The D2 statistic is defined as the number of k-mer matches for some pre-specified length k between two sequences of letters. It is potentially a useful statistic for measuring similarity of DNA or protein sequences in cases where long alignments may not be appropriate. It is rarely used directly in its basic form and a number of related statistics with names such as D2z, D2*, D2S and N2 have also been devised. These related statistics are motivated by a need to give an optimal signal of sequence similarity above the noise of word-occurrence variability in each of the sequences, and are often designed to target specific applications.
There are two approaches to designing and using word count statistics. The most common approach is to build into the statistic allowances for the statistical properties of word counts based on parameters such as sequence lengths and letter distributions, and use the statistic directly as a measure of similarity. Alternatively, one can take an approach more traditionally aligned with classical statistical hypothesis testing, in which one approximates the distribution of a relatively simple form of the statistic under an assumed null hypothesis, and measures similarity in terms of a calculated P-value.

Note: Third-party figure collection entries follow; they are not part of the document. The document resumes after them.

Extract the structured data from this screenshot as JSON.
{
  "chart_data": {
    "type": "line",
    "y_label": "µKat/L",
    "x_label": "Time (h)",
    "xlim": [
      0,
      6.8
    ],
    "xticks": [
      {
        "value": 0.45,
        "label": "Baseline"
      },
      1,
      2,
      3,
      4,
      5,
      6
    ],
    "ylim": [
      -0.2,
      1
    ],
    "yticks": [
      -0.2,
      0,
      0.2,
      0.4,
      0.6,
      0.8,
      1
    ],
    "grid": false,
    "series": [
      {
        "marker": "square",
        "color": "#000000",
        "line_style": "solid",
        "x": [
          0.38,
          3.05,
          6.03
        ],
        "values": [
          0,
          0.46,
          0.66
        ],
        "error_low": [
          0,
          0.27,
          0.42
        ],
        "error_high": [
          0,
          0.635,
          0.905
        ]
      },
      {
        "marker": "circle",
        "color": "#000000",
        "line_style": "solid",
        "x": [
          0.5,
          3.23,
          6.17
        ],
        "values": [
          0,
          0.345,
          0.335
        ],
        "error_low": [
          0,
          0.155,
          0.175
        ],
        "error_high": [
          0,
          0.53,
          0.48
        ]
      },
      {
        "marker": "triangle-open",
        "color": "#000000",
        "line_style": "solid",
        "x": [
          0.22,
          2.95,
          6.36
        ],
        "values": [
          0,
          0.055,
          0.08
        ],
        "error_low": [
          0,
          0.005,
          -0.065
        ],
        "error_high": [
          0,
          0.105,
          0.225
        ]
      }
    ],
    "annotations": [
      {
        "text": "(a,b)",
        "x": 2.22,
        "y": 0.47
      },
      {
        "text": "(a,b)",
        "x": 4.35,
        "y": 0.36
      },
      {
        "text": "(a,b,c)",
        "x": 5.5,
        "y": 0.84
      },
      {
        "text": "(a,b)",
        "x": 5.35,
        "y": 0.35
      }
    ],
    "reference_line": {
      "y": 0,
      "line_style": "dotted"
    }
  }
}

In this talk I will review advances in the second of these two approaches: How well can we calculate P-values for D2 and its close relatives under null hypotheses of sequences composed of independent letters or sequences with a Markovian dependence. I will also present results of applying the method to identifying cis-regulatory modules and comparison of the theoretical D2 distribution for Markov sequences up to fifth order with empirical distributions of D2 from the human genome.